En toile de fond, les droits fondamentaux
Ces principes guident les rencontresJeunes & Politique organisées deux fois par an par la LDH. Elles réunissent, durant quatre jours, 7 ou 8 classes de 5e et 6e secondaire d’écoles bruxelloises (2). « L’apprentissage de l’argumentation, via le dispositif de joutes verbales » en est un ingrédient-phare, qui permet « d’exercer sa liberté d’expression de manière assertive et efficace, et de développer la confiance en soi », indique Olivier Boutry. Mais ce n’est pas le seul objectif : « La rencontre entre jeunes de différentes écoles et la sensibilisation aux droits fondamentaux » sont également au cœur du projet.
Par le biais d’animations et d’ateliers scéniques, les élèves découvrent des sujets de fond, d’une part, et des techniques d'expression orale et d'argumentation, d’autre part, via différents dispositifs : « Moi, à ta place », jeu du bocal, débat mouvant... et enfin joutes verbales. Les groupes mêlent des jeunes de divers quartiers, écoles et parcours – pour varier les visions du monde. De quoi enrichir les débats. Ceux-ci portent sur des questions complexes : « Faut-il souhaiter une société sans vidéosurveillance ? », « Faut-il admettre la désobéissance civile face à une loi considérée comme illégitime ? », « Faut-il mettre en place des dispositifs de discrimination positive dans les écoles ? »

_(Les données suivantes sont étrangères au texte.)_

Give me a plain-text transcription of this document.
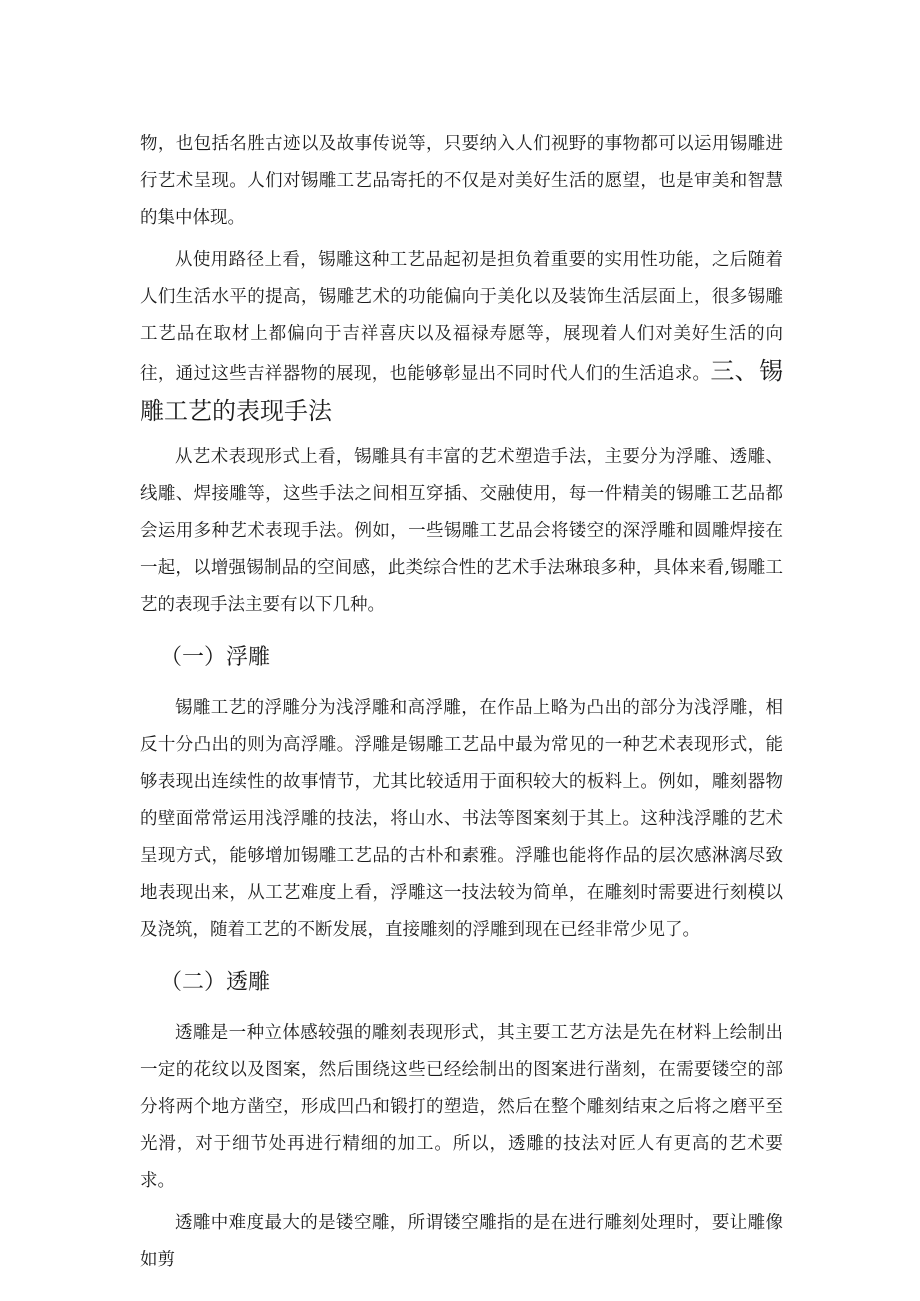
物，也包括名胜古迹以及故事传说等，只要纳入人们视野的事物都可以运用锡雕进行艺术呈现。人们对锡雕工艺品寄托的不仅是对美好生活的愿望，也是审美和智慧的集中体现。

从使用路径上看，锡雕这种工艺品起初是担负着重要的实用性功能，之后随着人们生活水平的提高，锡雕艺术的功能偏向于美化以及装饰生活层面上，很多锡雕工艺品在取材上都偏向于吉祥喜庆以及福禄寿愿等，展现着人们对美好生活的向往，通过这些吉祥器物的展现，也能够彰显出不同时代人们的生活追求。三、锡雕工艺的表现手法

从艺术表现形式上看，锡雕具有丰富的艺术塑造手法，主要分为浮雕、透雕、线雕、焊接雕等，这些手法之间相互穿插、交融使用，每一件精美的锡雕工艺品都会运用多种艺术表现手法。例如，一些锡雕工艺品会将镂空的深浮雕和圆雕焊接在一起，以增强锡制品的空间感，此类综合性的艺术手法琳琅多种，具体来看,锡雕工艺的表现手法主要有以下几种。

（一）浮雕

锡雕工艺的浮雕分为浅浮雕和高浮雕，在作品上略为凸出的部分为浅浮雕，相反十分凸出的则为高浮雕。浮雕是锡雕工艺品中最为常见的一种艺术表现形式，能够表现出连续性的故事情节，尤其比较适用于面积较大的板料上。例如，雕刻器物的壁面常常运用浅浮雕的技法，将山水、书法等图案刻于其上。这种浅浮雕的艺术呈现方式，能够增加锡雕工艺品的古朴和素雅。浮雕也能将作品的层次感淋漓尽致地表现出来，从工艺难度上看，浮雕这一技法较为简单，在雕刻时需要进行刻模以及浇筑，随着工艺的不断发展，直接雕刻的浮雕到现在已经非常少见了。

（二）透雕

透雕是一种立体感较强的雕刻表现形式，其主要工艺方法是先在材料上绘制出一定的花纹以及图案，然后围绕这些已经绘制出的图案进行凿刻，在需要镂空的部分将两个地方凿空，形成凹凸和锻打的塑造，然后在整个雕刻结束之后将之磨平至光滑，对于细节处再进行精细的加工。所以，透雕的技法对匠人有更高的艺术要求。

透雕中难度最大的是镂空雕，所谓镂空雕指的是在进行雕刻处理时，要让雕像如剪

Cadre bienveillant et écoute active
Les élèves apprennent à poser un cadre de débat bienveillant (« On respecte l’autre, on n’utilise pas d’argument ad personam »), à pratiquer l’écoute active, à objectiver leur ressenti et à construire leurs arguments. « On est ici dans le contexte d’un apprentissage. On est conscient – et on leur dit – qu’un débat très bienveillant, ce n’est pas si évident dans la vraie vie, tout comme le fait d’être totalement d’accord ou pas du tout d’accord avec une proposition », poursuit Olivier Boutry, allusion au dispositif de joute verbale qui oppose un groupe « pour » et un groupe « contre ». En attendant, l’exercice « permet d’aller au bout de l’argumentation ». A noter qu’un jury est présent lors des joutes, non pas pour établir un classement des performances, mais pour « donner un retour constructif aux équipes, sur le fond, la forme et la dynamique de groupe ».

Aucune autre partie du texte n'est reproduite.